Gráfico do Deutsche Bank Research |
The big picture ou o que realmente preocupa a Alemanha
Deve notar-se uma mudança de posicionamento no que venho publicando desde que a crise grega entrou na sua terceira e última temporada. Uma coisa é a ilusão e a vontade, outra, a dura realidade. E a dura realidade aponta, neste caso, para um possível colapso do euro, e para uma possível nova desagregação da Europa, sobretudo se a miopia alemã persistir, seja relativamente à Grécia, seja, com maior gravidade ainda, no atoleiro ucraniano.
A ascensão eleitoral dos movimentos anti-austeridade e anti-euro, para já à extrema esquerda e à extrema direita, mas que rapidamente se propagará aos centros, espalha-se nas ruas e nas redes sociais como uma espécie de grito unânime que não podemos continuar a ignorar.
Por mais que os povos europeus desejem a união, a livre circulação de pessoas, bens e capitais, e o euro, nada disto pode custar o empobrecimento generalizado dos seus habitantes, nem a destruição das suas classes médias, nem a morte forçada dos seus idosos, nem muito menos a submissão das democracias europeias a turmas de burocratas arrogantes, incompetentes e sem legitimidade outorgada pelos povos.
Passou mais de uma década, na realidade, passaram mais de dezasseis anos, desde a criação do euro.
Depois da queda do Muro de Berlim os franceses entraram em pânico e convieram com os alemães que era imprescindível acelerar o calendário da moeda única — certamente por receio dum marco excessivamente forte numa Alemanha acrescida, e depois numa Eurásia sem sovietes. Sabiam, desde que tomaram a decisão de apressar a Eurolândia, que as economias, as instituições, as moedas, as línguas, as culturas e as afinidades ultramarinas dos vários países europeus eram muito diversas e desiguais. Ou seja, sabiam, ou deveriam saber, que a decisão de acelerar a União Europeia teria sempre um enorme custo a suportar pelas maiores economias europeias.
No entanto, que fizeram as grandes economias, e nomeadamente a Alemanha?
Aprovisionaram a massa suficiente para pagar a convergência? Investiram desde o início na convergência, de forma racional e ponderada? Não!
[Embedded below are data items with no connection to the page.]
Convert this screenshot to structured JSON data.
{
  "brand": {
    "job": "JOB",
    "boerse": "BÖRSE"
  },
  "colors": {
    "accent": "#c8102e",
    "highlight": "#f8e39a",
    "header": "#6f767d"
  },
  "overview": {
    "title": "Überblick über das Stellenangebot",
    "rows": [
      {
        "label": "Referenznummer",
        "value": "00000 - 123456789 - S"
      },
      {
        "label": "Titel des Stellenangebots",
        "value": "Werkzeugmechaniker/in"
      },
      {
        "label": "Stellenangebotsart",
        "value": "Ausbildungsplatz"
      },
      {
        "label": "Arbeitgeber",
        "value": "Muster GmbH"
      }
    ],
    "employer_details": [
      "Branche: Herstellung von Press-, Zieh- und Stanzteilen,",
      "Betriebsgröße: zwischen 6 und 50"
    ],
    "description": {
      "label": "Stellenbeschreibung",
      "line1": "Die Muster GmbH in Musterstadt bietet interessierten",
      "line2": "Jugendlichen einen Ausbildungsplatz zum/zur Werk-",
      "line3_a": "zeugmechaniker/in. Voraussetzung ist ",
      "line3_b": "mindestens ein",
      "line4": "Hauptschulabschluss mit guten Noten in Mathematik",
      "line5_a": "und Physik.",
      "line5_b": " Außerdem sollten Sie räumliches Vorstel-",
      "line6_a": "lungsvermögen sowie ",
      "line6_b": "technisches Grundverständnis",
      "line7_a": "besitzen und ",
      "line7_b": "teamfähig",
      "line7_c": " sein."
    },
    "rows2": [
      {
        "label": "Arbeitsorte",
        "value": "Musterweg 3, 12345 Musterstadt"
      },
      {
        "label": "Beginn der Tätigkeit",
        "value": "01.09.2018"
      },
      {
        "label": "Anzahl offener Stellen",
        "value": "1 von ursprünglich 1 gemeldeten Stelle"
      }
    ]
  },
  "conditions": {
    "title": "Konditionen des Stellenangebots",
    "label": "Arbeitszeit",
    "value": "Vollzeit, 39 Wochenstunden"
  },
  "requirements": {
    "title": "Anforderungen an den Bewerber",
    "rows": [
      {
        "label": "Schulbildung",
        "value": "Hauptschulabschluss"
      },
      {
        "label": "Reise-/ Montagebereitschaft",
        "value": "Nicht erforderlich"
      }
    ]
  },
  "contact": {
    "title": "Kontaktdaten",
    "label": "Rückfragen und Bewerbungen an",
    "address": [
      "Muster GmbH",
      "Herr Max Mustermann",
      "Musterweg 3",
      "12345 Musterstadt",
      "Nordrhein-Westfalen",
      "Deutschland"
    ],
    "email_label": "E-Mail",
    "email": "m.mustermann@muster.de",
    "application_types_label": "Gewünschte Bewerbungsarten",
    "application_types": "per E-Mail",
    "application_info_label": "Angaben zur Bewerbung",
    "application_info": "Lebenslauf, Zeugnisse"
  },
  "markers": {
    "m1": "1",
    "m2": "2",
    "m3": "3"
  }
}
O que fizeram foi simplesmente isto: inundaram as periferias de dinheiro fácil. Basta observar, a este respeito, o portefólio de derivados do Deutsche Bank, ou os quadros recentemente divulgados pelo Eurostat sobre as responsabilidades contingentes da dívida pública alemã (1). Este aluvião de euros destinou-se a potenciar o seu desenvolvimento produtivo e a expandir as suas exportações. O caso dos automóveis e das autoestradas é paradigmático. Do outro lado, isto é, do lado das periferias, houve sobretudo uma acumulação virtualmemnte improdutiva de dívidas públicas e privadas, que alfuiram sob a forma de gigantescas doses de fundos comunitários e investimento, boa parte do mesmo, especulativo, que os credores —hedge funds, bancos e governos— entretanto reclamaram com juros farisaicos.
Só depois do rebentamento de bolha imobiliária e financeira americana é que Frankfurt, Berlim, Paris e Bruxelas acordaram. E acordaram mal, assumindo uma arrogância retórica sem precedentes. O acrónimo PIGS (2) nasceu por volta de 1996, nos corredores da bem paga e privilegiada eurocracia sediada em Bruxelas, mas foi a partir de 2008 que se tornou um acrónimo de moda.
Se bem que os ditos PIIGS tenham feito quase tudo para merecer o epíteto, o ponto é outro: à volta de uma aceleração institucional trapalhona e oportunista, à volta de uma moeda mal concebida (3), e à volta de uma tentativa de moldar a Europa ao figurino prussiano que continua a marcar o código genético, o autoritarismo e a falta de sentido de humor das elites alemãs, a Europa foi de novo apanhada numa encruzilhada extremamente perigosa. Não existe autoridade moral, as economias estão desfeitas, a deflação come as poupanças de centenas de milhões de europeus, e a velha aliança entre vendilhões do templo, burocratas e militares ameaça de novo a prosperidade e a paz europeias.
Isto sim é uma porcaria!
NOTAS
- “Germanexit?” — in O António Maria.
- “So, when in 1995 Italy — along with the other southern countries of Portugal, Greece and Spain — finally made it to the borderless Europe, signs of elation were palpable ... The euphoria, however, did not last long. European clerks in Brussels soon started referring to the Giovannios-come-lately with an unflattering acronym: Portugal, Italy, Greece, and Spain — the PIGS, no less, as Linday Waters reported.” — in Wikipedia.
- “Grécia poderá repudiar legitimamente a sua dívida...” — in O António Maria.